Associations are wonderful places to work if you enjoy learning new skills on the job. You can go from having no project management experience to overseeing an LMS or AMS implementation. With no marketing experience on your resume, you can find yourself running membership or event marketing campaigns. You might have fallen into association work, but you’ve risen through the ranks by figuring things out as you go, learning from others, and dedicating time to professional development.
Since many of you work on education teams but don’t have a background in instructional design or adult learning, you may want a primer or refresher on learning science basics. Our Learning Science Made Easy series is meant for you. We’re sharing the fundamental principles used to design courses and education programs. So far, we’ve covered Gagne’s 9 Events of Instruction and Bloom’s Taxonomy. Now, we’re turning to the most commonly used instructional design model, ADDIE.
The five phases of ADDIE
The Center for Educational Technology at Florida State University designed ADDIE in the 1970s for the U.S. Army, which explains its linear, “forward march” type of structure. With ADDIE as a framework, courses and education programs are created by following five phases in sequence: Analyze, Design, Develop, Implement, and Evaluate. Let’s look at each phase.
In the first phase, you get the lay of the land by assessing and understanding the need and objectives for the course—you could use the revised Bloom’s Taxonomy to develop these learning objectives. This assessment includes:
• Training needs analysis: competency gaps, problems you need to solve, desired learner behavior, skills and knowledge needed, and metrics to assess the learner’s success in applying new skills/knowledge.
• Audience analysis: demographics, background information, capabilities, existing knowledge, preferences, and motivations.
• Potential delivery methods.
• Resources required and available to deliver training.
• Existing constraints, including timeline and budget.
Create the course or program outline, including learning objectives, content, exercises, media, delivery methods, and assessment approach. Decide on your success metrics for the learner and for the program.
Here’s a tip from the experts: take a learner assessment-first approach to program design. Start with the end in mind. Know how you will measure the learner’s mastery of competencies taught in the course so you teach what you test. Skipping ahead, don’t confuse learner assessments with the E in ADDIE. ADDIE’s E stands for program evaluation, not learner evaluation.

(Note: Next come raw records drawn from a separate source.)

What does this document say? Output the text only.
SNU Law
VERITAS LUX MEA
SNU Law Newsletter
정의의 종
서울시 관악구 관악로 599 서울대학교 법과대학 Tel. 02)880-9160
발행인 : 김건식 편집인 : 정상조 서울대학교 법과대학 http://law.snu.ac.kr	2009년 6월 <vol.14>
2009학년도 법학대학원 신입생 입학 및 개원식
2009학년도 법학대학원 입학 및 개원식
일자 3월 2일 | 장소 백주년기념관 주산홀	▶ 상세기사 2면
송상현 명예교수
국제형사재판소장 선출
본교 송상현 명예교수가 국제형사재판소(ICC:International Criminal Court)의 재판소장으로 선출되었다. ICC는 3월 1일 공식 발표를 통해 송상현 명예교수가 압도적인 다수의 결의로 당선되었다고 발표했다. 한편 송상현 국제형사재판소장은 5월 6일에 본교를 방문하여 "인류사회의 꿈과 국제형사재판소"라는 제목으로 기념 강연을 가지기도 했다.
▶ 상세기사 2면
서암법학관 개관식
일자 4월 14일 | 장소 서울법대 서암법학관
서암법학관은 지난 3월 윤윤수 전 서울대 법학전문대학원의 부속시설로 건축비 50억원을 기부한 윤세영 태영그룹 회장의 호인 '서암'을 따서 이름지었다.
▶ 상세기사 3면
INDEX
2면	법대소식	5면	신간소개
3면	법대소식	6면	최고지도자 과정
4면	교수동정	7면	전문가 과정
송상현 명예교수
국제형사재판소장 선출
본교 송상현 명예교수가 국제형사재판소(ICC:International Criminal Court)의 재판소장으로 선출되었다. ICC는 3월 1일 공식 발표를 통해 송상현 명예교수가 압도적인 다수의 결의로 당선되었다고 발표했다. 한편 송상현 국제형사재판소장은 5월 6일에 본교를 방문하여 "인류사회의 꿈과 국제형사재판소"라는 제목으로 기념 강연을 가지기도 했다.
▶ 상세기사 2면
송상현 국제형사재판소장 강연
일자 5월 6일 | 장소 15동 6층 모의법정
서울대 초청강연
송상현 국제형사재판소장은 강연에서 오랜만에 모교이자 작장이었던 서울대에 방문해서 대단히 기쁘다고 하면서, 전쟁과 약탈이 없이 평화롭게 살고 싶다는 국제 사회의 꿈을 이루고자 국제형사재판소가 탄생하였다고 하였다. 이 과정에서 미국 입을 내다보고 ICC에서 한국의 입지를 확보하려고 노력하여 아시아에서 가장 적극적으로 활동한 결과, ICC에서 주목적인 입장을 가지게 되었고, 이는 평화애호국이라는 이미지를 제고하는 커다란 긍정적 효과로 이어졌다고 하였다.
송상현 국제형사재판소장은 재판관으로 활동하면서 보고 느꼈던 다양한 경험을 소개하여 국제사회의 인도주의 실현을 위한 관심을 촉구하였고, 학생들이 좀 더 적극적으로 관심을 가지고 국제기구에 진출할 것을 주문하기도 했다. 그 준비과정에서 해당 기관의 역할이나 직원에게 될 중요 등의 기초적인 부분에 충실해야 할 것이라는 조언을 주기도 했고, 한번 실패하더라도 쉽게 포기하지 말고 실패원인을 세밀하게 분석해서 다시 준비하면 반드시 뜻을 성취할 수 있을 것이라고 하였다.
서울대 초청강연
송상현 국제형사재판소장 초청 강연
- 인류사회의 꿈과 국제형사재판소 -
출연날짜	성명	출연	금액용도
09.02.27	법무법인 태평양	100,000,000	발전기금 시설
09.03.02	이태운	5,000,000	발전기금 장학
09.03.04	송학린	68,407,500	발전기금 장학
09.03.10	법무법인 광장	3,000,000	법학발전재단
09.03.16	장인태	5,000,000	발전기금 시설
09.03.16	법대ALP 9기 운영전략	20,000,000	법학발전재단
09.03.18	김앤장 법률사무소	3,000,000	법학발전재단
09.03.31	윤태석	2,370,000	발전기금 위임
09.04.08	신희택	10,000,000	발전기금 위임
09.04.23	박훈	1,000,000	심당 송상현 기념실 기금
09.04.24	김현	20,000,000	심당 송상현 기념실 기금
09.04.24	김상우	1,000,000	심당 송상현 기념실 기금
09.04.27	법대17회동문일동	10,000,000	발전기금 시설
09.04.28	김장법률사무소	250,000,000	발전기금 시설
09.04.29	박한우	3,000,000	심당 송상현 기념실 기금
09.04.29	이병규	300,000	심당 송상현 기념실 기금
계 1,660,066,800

Now, for the fun, this is where your course comes to life.
• Write lesson plans.
• Create and assemble content.
• Record videos.
• Create graphics.
• Develop exercises, solo and interactive activities, and quizzes.
For online courses, you enter and build out content in your authoring app.
Testing is essential. Proofread the content and do trial runs. Ensure everything works as intended, providing the best learner experience possible. Make changes based on the testers’ feedback.
Upload the course to your LMS. Prepare supplementary materials. Send out engagement boxes, if applicable.
If it’s a synchronous course, finalize instructions and procedures for instructors or facilitators. Direct instructors to your train-the-trainer program.
When all the check boxes have been ticked, roll out the course to your audience. Before the course begins, guide learners to the resources that will help them succeed with their online learning program.
Return to the course’s learning objectives. Using LMS data and course evaluations from learners, evaluate how well the program met the objectives. Did they master the competencies taught? Did learners improve their performance? Did they find value in the program?
Also, evaluate the program creation and delivery process by doing a project retrospective. Document lessons learned so you can improve the process the next time you develop a new program.
ADDIE doesn’t end once you launch the course. As long as the course is in your catalog, you must continue to gather instructor and learner feedback, evaluate the program, and return to earlier ADDIE phases to make necessary improvements.
The U.S. Navy tweaked ADDIE for this reason. They call their version PADDIE+M because it includes a planning and a maintenance phase. The Planning phase involves working on project goals, budget, timeline, deliverables, and roles and responsibilities. The Maintenance phase is the continual evaluation and improvement of the program.
Why and how instructional designers have added Agile to ADDIE
ADDIE originated as a traditional waterfall approach to course development and delivery. Waterfall is a term used for projects that proceed linearly phase by phase: requirements gathering, design, development, testing, and deployment—you can see the similarities to ADDIE. You only move to the next phase when you complete the previous phase.
But over the years, instructional designers decided that the E in ADDIE shouldn’t be reserved for the end. Instead, they prefer to review and catch things as they go. If you wait until the end to test and evaluate, it’s more costly to go back and fix things.
Instructional designers adopted an Agile approach to ADDIE. Agile is another project management method that originated with software developers and is now used for all kinds of projects. With Agile, a project is broken into cycles (sprints) for each feature set: requirements, design, prototype development, and testing. You repeat the cycle until you get it right, then you move on to the next feature set.
With the Agile methodology, you adopt rapid prototyping. You could do this module by module or create a minimum viable learning product, testing and evaluating as you go.
ADDIE with continual Evaluation is a useful framework for developing courses and other education programs. Adopting an Agile approach to ADDIE and other organizational objectives is even better. The Agile mindset will help you and your association adjust strategies and tactics while making progress in an ever-changing environment.